Saturday afternoon, under a blistering sun in Trimble, a passionate crowd estimated at around 300 from five different states attended the Confederate Battle Flag dedication. The Gen. Otho French Strahl, Camp 176 of the Sons of Confederate Veterans at Parks Cemetery Ridge Confederate Memorial Plaza presented the flag. The site was chosen by its highly visible location adjacent to the new Highway 69 corridor that will run between Canada and Mexico.
The flag, which is 20 feet-by-30 feet, can be seen for several miles in all directions as it sits atop an 85-foot flagpole, and overlooks the Obion River Bottom. It is at the Dyer/Obion county line at State Highway 105, in Trimble. This project is part of a 'Mega-Flags' project that will place the battle flag in prominent locations across the South.
Commander Bill Foster, lifetime member of the SCV, said that the flagpole itself was $13,000 and the flag was around $1,200. The estimated monthly cost of maintenance and electricity will be around $200. Funds were provided by the SCV. The flag will fly 24 hours a day, seven days a week and will be illuminated at night in the near future.

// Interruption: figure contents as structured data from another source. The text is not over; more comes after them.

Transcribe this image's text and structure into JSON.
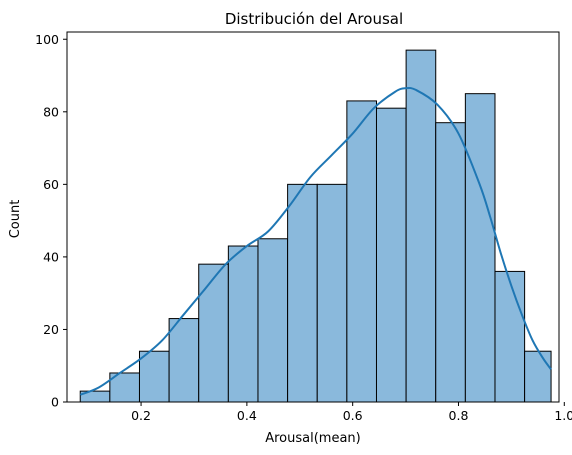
{
  "chart_data": {
    "type": "bar",
    "subtype": "histogram_with_kde",
    "title": "Distribución del Arousal",
    "xlabel": "Arousal(mean)",
    "ylabel": "Count",
    "xlim": [
      0.06,
      0.99
    ],
    "ylim": [
      0,
      102
    ],
    "xticks": [
      0.2,
      0.4,
      0.6,
      0.8,
      1.0
    ],
    "xtick_labels": [
      "0.2",
      "0.4",
      "0.6",
      "0.8",
      "1.0"
    ],
    "yticks": [
      0,
      20,
      40,
      60,
      80,
      100
    ],
    "ytick_labels": [
      "0",
      "20",
      "40",
      "60",
      "80",
      "100"
    ],
    "grid": false,
    "bar_color": "#8ab9dc",
    "bar_edge_color": "#000000",
    "kde_color": "#1f77b4",
    "bins": [
      {
        "x0": 0.085,
        "x1": 0.141,
        "count": 3
      },
      {
        "x0": 0.141,
        "x1": 0.197,
        "count": 8
      },
      {
        "x0": 0.197,
        "x1": 0.253,
        "count": 14
      },
      {
        "x0": 0.253,
        "x1": 0.309,
        "count": 23
      },
      {
        "x0": 0.309,
        "x1": 0.365,
        "count": 38
      },
      {
        "x0": 0.365,
        "x1": 0.421,
        "count": 43
      },
      {
        "x0": 0.421,
        "x1": 0.477,
        "count": 45
      },
      {
        "x0": 0.477,
        "x1": 0.533,
        "count": 60
      },
      {
        "x0": 0.533,
        "x1": 0.589,
        "count": 60
      },
      {
        "x0": 0.589,
        "x1": 0.645,
        "count": 83
      },
      {
        "x0": 0.645,
        "x1": 0.701,
        "count": 81
      },
      {
        "x0": 0.701,
        "x1": 0.757,
        "count": 97
      },
      {
        "x0": 0.757,
        "x1": 0.813,
        "count": 77
      },
      {
        "x0": 0.813,
        "x1": 0.869,
        "count": 85
      },
      {
        "x0": 0.869,
        "x1": 0.925,
        "count": 36
      },
      {
        "x0": 0.925,
        "x1": 0.975,
        "count": 14
      }
    ],
    "kde": {
      "x": [
        0.085,
        0.12,
        0.16,
        0.2,
        0.24,
        0.28,
        0.32,
        0.36,
        0.4,
        0.44,
        0.48,
        0.52,
        0.56,
        0.6,
        0.64,
        0.68,
        0.7,
        0.72,
        0.76,
        0.8,
        0.84,
        0.86,
        0.88,
        0.9,
        0.92,
        0.94,
        0.96,
        0.975
      ],
      "y": [
        2,
        4,
        8,
        12,
        17,
        24,
        31,
        38,
        43,
        47,
        54,
        62,
        68,
        74,
        81,
        85.5,
        86.5,
        86,
        82,
        74,
        60,
        51,
        41,
        32,
        24,
        17,
        12,
        9
      ]
    }
  }
}
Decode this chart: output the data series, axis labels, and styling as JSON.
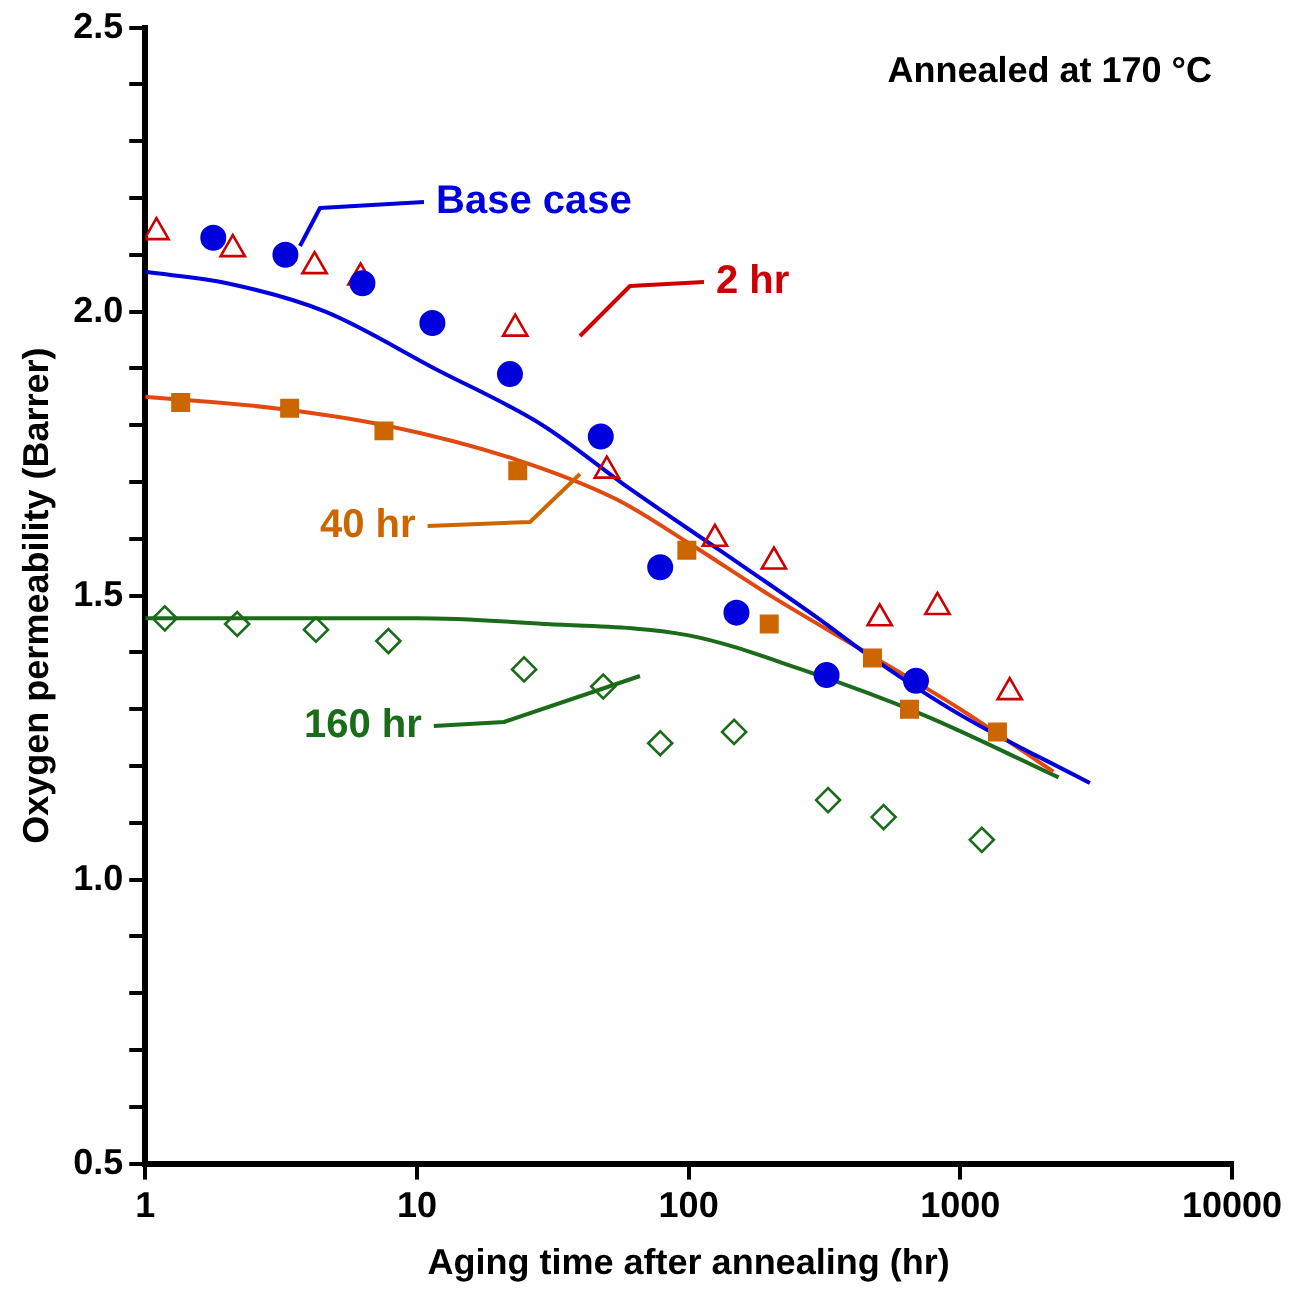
{
  "chart_data": {
    "type": "scatter",
    "xlabel": "Aging time after annealing (hr)",
    "ylabel": "Oxygen permeability (Barrer)",
    "log": "x",
    "xlim": [
      1,
      10000
    ],
    "xticks": [
      1,
      10,
      100,
      1000,
      10000
    ],
    "ylim": [
      0.5,
      2.5
    ],
    "yticks": [
      0.5,
      {
        "value": 0.6,
        "label": null
      },
      {
        "value": 0.7,
        "label": null
      },
      {
        "value": 0.8,
        "label": null
      },
      {
        "value": 0.9,
        "label": null
      },
      {
        "value": 1.0,
        "label": "1.0"
      },
      {
        "value": 1.1,
        "label": null
      },
      {
        "value": 1.2,
        "label": null
      },
      {
        "value": 1.3,
        "label": null
      },
      {
        "value": 1.4,
        "label": null
      },
      1.5,
      {
        "value": 1.6,
        "label": null
      },
      {
        "value": 1.7,
        "label": null
      },
      {
        "value": 1.8,
        "label": null
      },
      {
        "value": 1.9,
        "label": null
      },
      {
        "value": 2.0,
        "label": "2.0"
      },
      {
        "value": 2.1,
        "label": null
      },
      {
        "value": 2.2,
        "label": null
      },
      {
        "value": 2.3,
        "label": null
      },
      {
        "value": 2.4,
        "label": null
      },
      2.5
    ],
    "grid": false,
    "legend": "top left",
    "annotations": [
      "Annealed at 170 °C"
    ],
    "series": [
      {
        "name": "Base case",
        "marker": "circle",
        "color": "#0000dd",
        "x": [
          1.78,
          3.28,
          6.3,
          11.4,
          22,
          47.5,
          78.6,
          150,
          322,
          687
        ],
        "values": [
          2.13,
          2.1,
          2.05,
          1.98,
          1.89,
          1.78,
          1.55,
          1.47,
          1.36,
          1.35
        ]
      },
      {
        "name": "2 hr",
        "marker": "triangle",
        "color": "#cc0000",
        "x": [
          1.1,
          2.1,
          4.2,
          6.2,
          23,
          50,
          125,
          206,
          505,
          824,
          1520
        ],
        "values": [
          2.14,
          2.11,
          2.08,
          2.06,
          1.97,
          1.72,
          1.6,
          1.56,
          1.46,
          1.48,
          1.33
        ]
      },
      {
        "name": "40 hr",
        "marker": "square",
        "color": "#cc6600",
        "x": [
          1.35,
          3.4,
          7.56,
          23.5,
          98.5,
          198,
          475,
          650,
          1370
        ],
        "values": [
          1.84,
          1.83,
          1.79,
          1.72,
          1.58,
          1.45,
          1.39,
          1.3,
          1.26
        ]
      },
      {
        "name": "160 hr",
        "marker": "diamond",
        "color": "#1a6b1a",
        "x": [
          1.18,
          2.18,
          4.25,
          7.85,
          24.8,
          48.5,
          78.6,
          147,
          326,
          522,
          1200
        ],
        "values": [
          1.46,
          1.45,
          1.44,
          1.42,
          1.37,
          1.34,
          1.24,
          1.26,
          1.14,
          1.11,
          1.07
        ]
      },
      {
        "type": "line",
        "color": "#0000dd",
        "x": [
          1,
          2,
          4.6,
          11.6,
          29,
          60,
          130,
          300,
          475,
          1000,
          3000
        ],
        "values": [
          2.07,
          2.05,
          2.0,
          1.9,
          1.8,
          1.69,
          1.58,
          1.46,
          1.39,
          1.29,
          1.17
        ]
      },
      {
        "type": "line",
        "color": "#e04a10",
        "x": [
          1,
          3,
          7.6,
          23,
          54,
          102,
          200,
          450,
          1000,
          2200
        ],
        "values": [
          1.85,
          1.83,
          1.8,
          1.74,
          1.67,
          1.59,
          1.5,
          1.4,
          1.3,
          1.19
        ]
      },
      {
        "type": "line",
        "color": "#1a6b1a",
        "x": [
          1,
          10,
          30,
          100,
          260,
          730,
          2300
        ],
        "values": [
          1.46,
          1.46,
          1.45,
          1.43,
          1.37,
          1.29,
          1.18
        ]
      }
    ]
  }
}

"This particular flag will last about a year before it needs to be replaced," said Foster.
The area will be landscaped and contain a granite marker from the old Richmond Theater in Richmond, Va. The marker will be inscribed to Confederate soldiers and contain the SCV charge. The Richmond Theater is where Jefferson Davis attended plays and John Wilkes Booth was a performer.
Mr. and Mrs. Hamilton Parks II, of Trimble, donated the parcel of land. The flag is just north of where Mr. Parks' great-great-grandfather had a log cabin, and is subsequently located across from Pierce Cemetery, where 11 Confederate soldiers lie in rest.
Guests were presented with a program and CD entitled "The Truth Concerning the Confederate Battle Flag". They were also able to purchase Confederate ancestor memorial bricks that will be laid in the plaza. The 15th Tennessee, Company E, New Madrid Guards, performed the Presentation of Colors. Guest speakers were Mr. Greg Briggs, Dr. Michael Bradley and Dr. Lonnie Maness. Hamilton Parks II was the day's honoree and received a commendation award and medal.
Maness, retired UTM professor and author, spoke on the fundamental causes of the Civil War, during which he said, "We should never forget our heritage."
Following the speakers was a musket salute by the 15th Tennessee, Company E, New Madrid Guards. Then the Pillow Battery, Company K, 1st Tennessee Artillery, Camp 257, performed an artillery salute. Jan Hensley, president of the local OCR, then laid a wreath. A touching, "I Am Their Flag", was read by Dr. Bradley, Tennessee division commander of the Sons of Confederate Veterans. The Retiring of the Colors was done followed by Taps, performed by Scott Reed. Musical guest was Rick Revel, founder of Heritage Keepers of America, who performed "Dixie". Also in attendance was Dennis Strayhorn, whose great-grandfather rode with Gen. Nathan Bedford Forrest.
After the ceremony, Dr. Maness noted that the flag is not a symbol of racism. "The Confederate battle flag is no more a symbol of racism than the U.S. flag, that flew over slavery for 89 years," said Maness. "Slavery was legal in all 13 colonies and the U.S. flag was not considered a racist flag. And surely the Confederate battle flag that flew for only four years shouldn't be considered as such." Also, Dr. Maness said that the Southern states were fighting for state's rights, the right to defend their homes and relatives and for the right of self-determination.
SCV commander Bill Foster stated that the flag is a soldier's flag based on St. Andrew's Cross (the national flag of Scotland), designed to distinguish it from the U.S. flag. "We, the Sons of Confederate Veterans are here to portray the South, not defend it," said Foster.